L’affaire du code de la famille m’a motivé à me battre pour le Mali
Parler qu’il n y a pas d’inégalité dans religion, c’est devenir mécréant. Nous ne pouvons poser de tel acte qui feront de nous des mécréants. ATT qui m’appelle mon père, je lui ai signifié en face, que ce code ne sera pas appliqué au Mali. Il m’a donc rassuré. La raison pour laquelle je me bats pour le pays, le code de la famille m’a motivé. Il a été mon premier acte. Dans cette affaire du code de la famille, ATT nous a tournés en bourrique. Mieux, il a essayé de nous endormir pour ensuite reprendre ce projet. Ila eu trop de laissé aller et le coup d’état a intervenu, son pouvoir a chuté. Dieu sait que je ne suis pour rien, encore m’associé avec qui que ce soit, pour que ce pouvoir tombe.
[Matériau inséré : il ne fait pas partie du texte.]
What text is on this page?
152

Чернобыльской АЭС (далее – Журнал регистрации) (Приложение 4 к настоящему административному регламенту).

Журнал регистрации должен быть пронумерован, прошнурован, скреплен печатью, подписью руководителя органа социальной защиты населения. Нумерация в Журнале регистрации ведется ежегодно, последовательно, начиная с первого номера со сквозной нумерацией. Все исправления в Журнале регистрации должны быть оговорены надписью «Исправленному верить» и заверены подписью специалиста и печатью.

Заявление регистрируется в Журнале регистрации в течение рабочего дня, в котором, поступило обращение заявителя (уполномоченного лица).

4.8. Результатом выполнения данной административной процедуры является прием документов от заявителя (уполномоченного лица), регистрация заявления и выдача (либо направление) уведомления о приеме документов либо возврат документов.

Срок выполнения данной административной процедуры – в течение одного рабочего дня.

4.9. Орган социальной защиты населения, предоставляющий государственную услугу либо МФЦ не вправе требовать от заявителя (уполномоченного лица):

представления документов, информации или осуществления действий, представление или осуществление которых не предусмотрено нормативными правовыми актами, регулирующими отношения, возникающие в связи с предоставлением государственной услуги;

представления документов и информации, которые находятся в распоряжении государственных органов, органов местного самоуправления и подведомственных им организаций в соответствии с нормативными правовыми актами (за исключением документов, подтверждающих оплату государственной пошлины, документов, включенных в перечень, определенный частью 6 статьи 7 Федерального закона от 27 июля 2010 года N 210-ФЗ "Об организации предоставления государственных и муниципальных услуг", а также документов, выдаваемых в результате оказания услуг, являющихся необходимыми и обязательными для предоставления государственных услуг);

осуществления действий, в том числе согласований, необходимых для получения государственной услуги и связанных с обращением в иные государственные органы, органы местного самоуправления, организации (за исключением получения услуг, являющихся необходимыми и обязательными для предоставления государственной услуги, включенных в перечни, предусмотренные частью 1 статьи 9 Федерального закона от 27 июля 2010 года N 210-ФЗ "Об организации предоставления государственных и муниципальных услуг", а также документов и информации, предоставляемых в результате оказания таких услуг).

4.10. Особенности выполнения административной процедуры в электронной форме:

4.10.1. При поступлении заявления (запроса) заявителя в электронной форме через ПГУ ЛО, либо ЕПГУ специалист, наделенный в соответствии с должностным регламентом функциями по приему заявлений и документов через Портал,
C’est le fait qu’AOK et ATT combattent IBK, que j’ai décidé de le soutenir…
Après la chute d’ATT, il y a eu l’élection présidentielle. J’ai dit à qui veut l’entendre que tous ceux sous ATT, ne se sont pas assumés pour que le projet code de la famille n’ai pas lieu, n’auront pas mon soutien. Mieux, il s’avère qu’outre ATT, AOK ont combattu IBK, l’ont isolé lui qui a été Premier Ministre, où il s’est bien défendu, aussi, le régime d’ATT l’a isolé, combattu comme cela se doit. C’est fort de ce qui précède que j’ai décidé de soutenir la candidature d’IBK à l’élection présidentielle de 2013 parce que j’ai cru qu’il était capable de faire avancer le pays. Je l’ai soutenu, dieu nous a aidé, il a gagné. Il est venu ici à Nioro pour me remercier. Je lui ai fait des bénédictions.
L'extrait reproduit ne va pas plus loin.